Jim Horne, emeritus professor of sleep research at Loughborough University in the U.K. and former editor of the Journal of Sleep Research, told Newsweek: “It has been known for a long time that less sleep is linked to health conditions but not necessarily the cause.

“Although that paper might imply that over five hours might be OK. I think six is probably the minimum.”

Horne added that people can worry too much about sleep which can have the opposite effect they want, and that that amount of sleep needed varies between individuals.

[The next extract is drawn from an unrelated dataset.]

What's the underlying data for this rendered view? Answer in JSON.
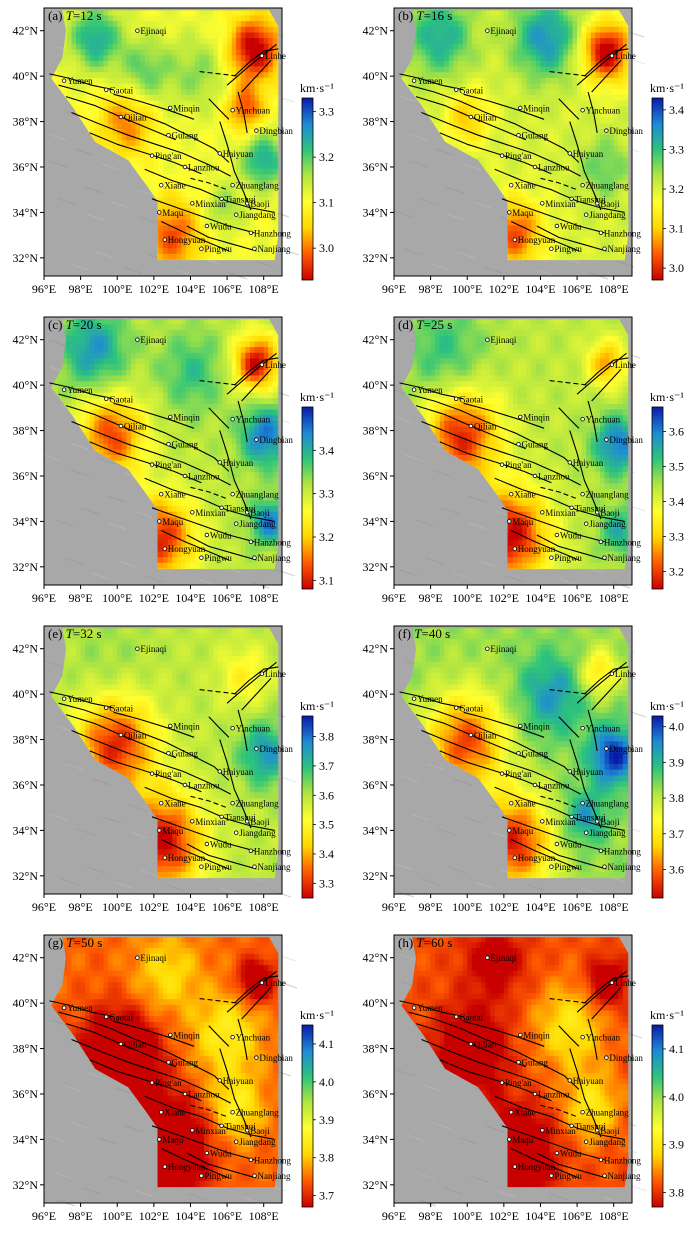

“In general, people naturally vary in the sleep they need and saying that we all must have seven to eight hours and the consequences for health for not getting this can unnecessarily add to the worries of people suffering from, for example, insomnia and their ‘not getting enough sleep.’ Besides, simply judging sleep by its quantity is simplistic and overlooks the importance of its quality, which is critical.

“The acid test of sufficient sleep is the extent to which we can remain alert throughout the day until bedtime, apart from that natural ‘afternoon dip’ when a short nap—ideally keep it within 20 minutes so as not to impact too much on night sleep—can be very refreshing.”

The study was published in the journal PLOS Medicine on October 18.